Now, most of you don’t live where 826 Valencia makes a difference… but you probably do live damn close to one of the other 826s.

826NYC
826LA
826Chicago
826Seattle
826Michigan
826Boston

If you’re at ALL intrigued by the concept of empowering our future through the thoughtful donation of time & resources to help children/students write sentences better than this one, I urge you to investigate this organization. It was founded by Deggers, one of my favorite authors, and has been helping students around the country based solely on support of donors (of both money AND time). It’s an AWESOME endeavor, and I really can’t wait to play a bigger role in it.
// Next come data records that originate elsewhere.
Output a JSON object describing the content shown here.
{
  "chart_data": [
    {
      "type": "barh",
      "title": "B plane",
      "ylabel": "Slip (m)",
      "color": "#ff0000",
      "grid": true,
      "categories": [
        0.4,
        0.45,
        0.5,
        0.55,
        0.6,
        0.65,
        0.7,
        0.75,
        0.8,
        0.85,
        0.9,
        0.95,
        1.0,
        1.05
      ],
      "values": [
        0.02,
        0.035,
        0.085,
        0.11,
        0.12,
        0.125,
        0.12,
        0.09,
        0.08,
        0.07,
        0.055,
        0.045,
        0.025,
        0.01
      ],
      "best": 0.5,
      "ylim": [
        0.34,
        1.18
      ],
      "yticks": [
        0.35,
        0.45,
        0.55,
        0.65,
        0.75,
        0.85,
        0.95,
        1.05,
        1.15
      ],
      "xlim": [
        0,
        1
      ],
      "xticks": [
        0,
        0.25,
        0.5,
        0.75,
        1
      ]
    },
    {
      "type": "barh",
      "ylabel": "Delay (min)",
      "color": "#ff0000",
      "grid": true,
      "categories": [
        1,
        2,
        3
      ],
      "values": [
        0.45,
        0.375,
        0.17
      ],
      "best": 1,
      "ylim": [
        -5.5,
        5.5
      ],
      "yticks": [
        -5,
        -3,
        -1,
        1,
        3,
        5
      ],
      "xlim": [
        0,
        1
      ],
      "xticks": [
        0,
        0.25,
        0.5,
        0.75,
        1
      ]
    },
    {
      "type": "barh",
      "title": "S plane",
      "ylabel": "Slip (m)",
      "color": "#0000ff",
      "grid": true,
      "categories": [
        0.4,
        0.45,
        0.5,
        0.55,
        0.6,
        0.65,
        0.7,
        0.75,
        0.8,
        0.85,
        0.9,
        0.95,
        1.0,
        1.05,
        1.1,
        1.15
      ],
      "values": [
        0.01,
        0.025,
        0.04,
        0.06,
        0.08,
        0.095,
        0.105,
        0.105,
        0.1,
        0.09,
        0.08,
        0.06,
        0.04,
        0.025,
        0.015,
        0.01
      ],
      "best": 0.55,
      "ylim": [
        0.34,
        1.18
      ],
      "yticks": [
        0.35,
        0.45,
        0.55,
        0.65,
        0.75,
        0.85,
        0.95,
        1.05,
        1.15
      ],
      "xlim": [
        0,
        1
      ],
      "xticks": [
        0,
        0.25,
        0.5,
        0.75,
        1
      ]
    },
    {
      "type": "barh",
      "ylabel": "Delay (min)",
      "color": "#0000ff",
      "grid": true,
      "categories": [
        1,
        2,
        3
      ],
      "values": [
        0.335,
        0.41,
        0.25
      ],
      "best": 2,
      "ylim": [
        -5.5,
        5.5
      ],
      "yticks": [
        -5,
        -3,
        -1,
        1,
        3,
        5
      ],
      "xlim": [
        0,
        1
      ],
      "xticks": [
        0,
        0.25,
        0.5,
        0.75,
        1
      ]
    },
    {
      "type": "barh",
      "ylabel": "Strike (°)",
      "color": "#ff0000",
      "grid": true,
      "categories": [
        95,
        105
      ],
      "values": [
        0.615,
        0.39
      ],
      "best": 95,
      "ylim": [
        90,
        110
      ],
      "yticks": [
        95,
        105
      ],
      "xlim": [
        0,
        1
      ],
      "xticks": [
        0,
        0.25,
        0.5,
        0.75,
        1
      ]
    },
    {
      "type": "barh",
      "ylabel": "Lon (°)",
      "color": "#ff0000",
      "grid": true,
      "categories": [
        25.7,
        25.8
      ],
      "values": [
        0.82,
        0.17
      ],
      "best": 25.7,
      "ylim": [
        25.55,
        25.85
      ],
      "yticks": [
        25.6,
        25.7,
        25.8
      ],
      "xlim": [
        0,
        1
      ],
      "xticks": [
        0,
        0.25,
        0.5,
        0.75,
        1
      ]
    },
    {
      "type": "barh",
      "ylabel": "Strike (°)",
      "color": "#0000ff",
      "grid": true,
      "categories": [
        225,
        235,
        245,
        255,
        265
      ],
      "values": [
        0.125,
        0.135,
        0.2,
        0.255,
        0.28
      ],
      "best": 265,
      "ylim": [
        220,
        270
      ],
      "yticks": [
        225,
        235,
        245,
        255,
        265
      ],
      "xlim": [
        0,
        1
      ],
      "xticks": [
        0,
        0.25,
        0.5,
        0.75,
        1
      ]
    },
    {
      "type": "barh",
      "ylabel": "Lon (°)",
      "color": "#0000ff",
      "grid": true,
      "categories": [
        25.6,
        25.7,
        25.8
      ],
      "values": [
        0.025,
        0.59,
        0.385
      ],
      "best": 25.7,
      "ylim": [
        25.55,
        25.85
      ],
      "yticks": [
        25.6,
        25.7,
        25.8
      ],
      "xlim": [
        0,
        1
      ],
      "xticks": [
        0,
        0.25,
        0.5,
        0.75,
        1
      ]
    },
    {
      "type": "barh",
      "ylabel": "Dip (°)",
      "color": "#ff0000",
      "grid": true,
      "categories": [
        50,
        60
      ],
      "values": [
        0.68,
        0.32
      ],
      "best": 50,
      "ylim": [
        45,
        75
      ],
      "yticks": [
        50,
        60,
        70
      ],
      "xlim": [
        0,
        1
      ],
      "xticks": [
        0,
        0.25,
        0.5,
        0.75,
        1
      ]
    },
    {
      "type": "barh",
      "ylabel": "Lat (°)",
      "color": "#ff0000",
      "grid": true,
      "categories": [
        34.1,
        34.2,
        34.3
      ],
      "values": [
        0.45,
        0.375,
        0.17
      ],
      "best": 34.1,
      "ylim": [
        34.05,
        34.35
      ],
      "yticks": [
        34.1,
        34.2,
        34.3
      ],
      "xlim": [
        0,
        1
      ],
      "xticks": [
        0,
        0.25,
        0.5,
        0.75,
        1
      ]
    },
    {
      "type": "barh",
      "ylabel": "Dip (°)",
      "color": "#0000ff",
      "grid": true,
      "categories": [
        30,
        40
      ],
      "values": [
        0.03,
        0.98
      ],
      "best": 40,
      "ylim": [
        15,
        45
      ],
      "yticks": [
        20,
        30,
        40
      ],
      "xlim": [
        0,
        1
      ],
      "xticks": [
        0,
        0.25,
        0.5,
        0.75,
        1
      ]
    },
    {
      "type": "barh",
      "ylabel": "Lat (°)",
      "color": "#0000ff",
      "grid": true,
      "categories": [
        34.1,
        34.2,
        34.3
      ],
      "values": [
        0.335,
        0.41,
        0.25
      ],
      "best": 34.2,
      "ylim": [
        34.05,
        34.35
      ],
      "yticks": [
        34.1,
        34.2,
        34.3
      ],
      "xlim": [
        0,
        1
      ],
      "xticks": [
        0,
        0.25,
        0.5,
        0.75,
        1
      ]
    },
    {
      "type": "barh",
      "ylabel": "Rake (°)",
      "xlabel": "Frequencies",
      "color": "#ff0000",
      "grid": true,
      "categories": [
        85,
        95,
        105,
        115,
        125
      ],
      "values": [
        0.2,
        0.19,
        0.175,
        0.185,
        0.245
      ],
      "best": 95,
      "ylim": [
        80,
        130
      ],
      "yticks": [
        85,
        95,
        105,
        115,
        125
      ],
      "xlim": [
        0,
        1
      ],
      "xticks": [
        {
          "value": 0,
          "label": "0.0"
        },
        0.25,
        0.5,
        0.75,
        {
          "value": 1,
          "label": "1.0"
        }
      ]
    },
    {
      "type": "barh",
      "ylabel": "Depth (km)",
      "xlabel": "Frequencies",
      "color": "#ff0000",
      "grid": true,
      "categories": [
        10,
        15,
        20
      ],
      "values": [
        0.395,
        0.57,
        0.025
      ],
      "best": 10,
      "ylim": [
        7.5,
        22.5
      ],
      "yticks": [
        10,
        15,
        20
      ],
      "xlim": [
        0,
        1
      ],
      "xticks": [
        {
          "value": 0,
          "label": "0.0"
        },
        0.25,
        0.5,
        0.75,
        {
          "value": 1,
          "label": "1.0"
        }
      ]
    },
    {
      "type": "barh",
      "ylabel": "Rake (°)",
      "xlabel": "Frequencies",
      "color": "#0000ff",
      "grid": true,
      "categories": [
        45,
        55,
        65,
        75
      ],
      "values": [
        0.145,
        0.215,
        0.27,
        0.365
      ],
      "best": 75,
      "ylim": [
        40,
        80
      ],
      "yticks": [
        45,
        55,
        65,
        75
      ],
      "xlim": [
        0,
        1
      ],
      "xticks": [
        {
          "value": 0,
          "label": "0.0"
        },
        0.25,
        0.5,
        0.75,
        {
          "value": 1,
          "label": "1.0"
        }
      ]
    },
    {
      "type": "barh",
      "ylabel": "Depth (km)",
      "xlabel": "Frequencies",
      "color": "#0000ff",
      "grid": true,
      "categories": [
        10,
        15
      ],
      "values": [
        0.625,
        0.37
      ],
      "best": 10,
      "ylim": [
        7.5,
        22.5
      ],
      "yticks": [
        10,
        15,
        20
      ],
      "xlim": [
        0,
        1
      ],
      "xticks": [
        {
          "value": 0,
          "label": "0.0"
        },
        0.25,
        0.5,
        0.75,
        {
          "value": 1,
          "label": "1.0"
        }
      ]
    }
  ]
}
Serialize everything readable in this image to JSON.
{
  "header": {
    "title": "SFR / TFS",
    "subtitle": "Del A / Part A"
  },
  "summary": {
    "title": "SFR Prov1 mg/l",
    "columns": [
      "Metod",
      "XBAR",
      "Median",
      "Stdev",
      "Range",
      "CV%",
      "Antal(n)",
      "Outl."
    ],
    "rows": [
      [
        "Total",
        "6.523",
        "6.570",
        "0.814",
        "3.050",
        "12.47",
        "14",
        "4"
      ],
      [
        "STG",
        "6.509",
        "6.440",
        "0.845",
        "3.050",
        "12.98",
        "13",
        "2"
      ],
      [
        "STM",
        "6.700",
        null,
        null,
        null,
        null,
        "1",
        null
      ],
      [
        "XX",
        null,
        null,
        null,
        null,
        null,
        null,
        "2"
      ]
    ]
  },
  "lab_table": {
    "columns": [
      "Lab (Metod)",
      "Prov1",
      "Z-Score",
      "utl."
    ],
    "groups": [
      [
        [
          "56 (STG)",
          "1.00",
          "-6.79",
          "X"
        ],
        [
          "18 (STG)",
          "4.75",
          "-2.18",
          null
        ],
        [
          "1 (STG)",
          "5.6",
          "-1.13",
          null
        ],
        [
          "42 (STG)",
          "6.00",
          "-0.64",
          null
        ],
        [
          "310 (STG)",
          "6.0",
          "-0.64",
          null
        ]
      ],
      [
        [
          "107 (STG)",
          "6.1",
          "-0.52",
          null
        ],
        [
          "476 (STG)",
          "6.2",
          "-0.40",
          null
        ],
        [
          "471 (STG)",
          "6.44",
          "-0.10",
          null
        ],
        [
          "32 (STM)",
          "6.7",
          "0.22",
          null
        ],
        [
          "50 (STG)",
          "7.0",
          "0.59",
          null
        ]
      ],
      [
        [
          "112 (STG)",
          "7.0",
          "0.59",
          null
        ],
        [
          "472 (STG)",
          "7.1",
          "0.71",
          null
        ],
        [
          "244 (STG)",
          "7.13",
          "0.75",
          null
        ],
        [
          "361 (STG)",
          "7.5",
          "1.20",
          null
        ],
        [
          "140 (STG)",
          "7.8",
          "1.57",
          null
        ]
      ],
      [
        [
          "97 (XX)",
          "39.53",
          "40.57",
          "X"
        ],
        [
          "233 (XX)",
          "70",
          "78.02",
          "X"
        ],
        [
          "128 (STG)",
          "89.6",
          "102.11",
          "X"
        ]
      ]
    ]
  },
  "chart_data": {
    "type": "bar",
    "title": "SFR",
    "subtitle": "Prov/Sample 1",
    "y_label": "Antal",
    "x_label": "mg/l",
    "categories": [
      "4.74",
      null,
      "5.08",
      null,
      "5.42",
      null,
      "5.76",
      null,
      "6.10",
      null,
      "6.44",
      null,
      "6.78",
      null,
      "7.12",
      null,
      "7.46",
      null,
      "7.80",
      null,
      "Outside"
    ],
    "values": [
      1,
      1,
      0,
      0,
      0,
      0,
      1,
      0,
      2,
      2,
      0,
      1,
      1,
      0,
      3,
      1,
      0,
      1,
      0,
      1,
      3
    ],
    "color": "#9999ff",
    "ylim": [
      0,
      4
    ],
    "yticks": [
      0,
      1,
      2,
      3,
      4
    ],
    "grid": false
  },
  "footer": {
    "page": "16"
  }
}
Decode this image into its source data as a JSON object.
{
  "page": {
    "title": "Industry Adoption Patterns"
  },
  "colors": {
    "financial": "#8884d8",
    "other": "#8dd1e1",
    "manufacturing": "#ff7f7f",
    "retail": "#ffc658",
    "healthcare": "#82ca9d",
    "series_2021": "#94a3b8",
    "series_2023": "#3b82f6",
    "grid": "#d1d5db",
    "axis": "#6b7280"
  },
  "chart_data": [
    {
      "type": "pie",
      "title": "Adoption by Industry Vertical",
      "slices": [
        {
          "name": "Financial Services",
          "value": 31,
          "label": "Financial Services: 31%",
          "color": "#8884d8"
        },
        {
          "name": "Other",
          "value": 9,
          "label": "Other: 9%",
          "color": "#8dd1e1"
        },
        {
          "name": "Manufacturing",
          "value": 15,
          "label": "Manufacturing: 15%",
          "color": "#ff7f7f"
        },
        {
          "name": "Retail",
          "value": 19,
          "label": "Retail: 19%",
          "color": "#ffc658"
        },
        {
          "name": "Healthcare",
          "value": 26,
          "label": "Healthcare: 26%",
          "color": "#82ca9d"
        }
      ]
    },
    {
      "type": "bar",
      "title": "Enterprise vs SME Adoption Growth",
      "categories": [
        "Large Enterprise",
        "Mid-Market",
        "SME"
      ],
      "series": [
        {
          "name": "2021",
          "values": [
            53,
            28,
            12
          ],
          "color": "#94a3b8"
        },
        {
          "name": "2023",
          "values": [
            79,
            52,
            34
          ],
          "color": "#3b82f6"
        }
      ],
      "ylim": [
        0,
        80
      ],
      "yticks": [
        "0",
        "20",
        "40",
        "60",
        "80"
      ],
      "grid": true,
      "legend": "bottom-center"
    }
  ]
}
Now it’s just the issue of figuring out how to sell the boss (& her boss) on me taking 3 hours every other week to lead a Field Trip. If anyone is an expert at getting a small-to-medium corporation to release you from business needs for volunteering opportunities that aren’t organized by same corporation, please let me know. Jory has offered to write a very nice letter to those who need to approve my departure, but I’m still nervous – any tips/tricks would be helpful. (I would’ve been happy just participating in the company’s Junior Achievement program, but they totally dissed me – I signed up to volunteer and haven’t heard diddly-squat back – so now I’ve got 826 as my avenue to give something back.)

Anyway, back to work. The pressure’s eased a bit, hence the blogging over an actual lunch period, but I still have crap to do.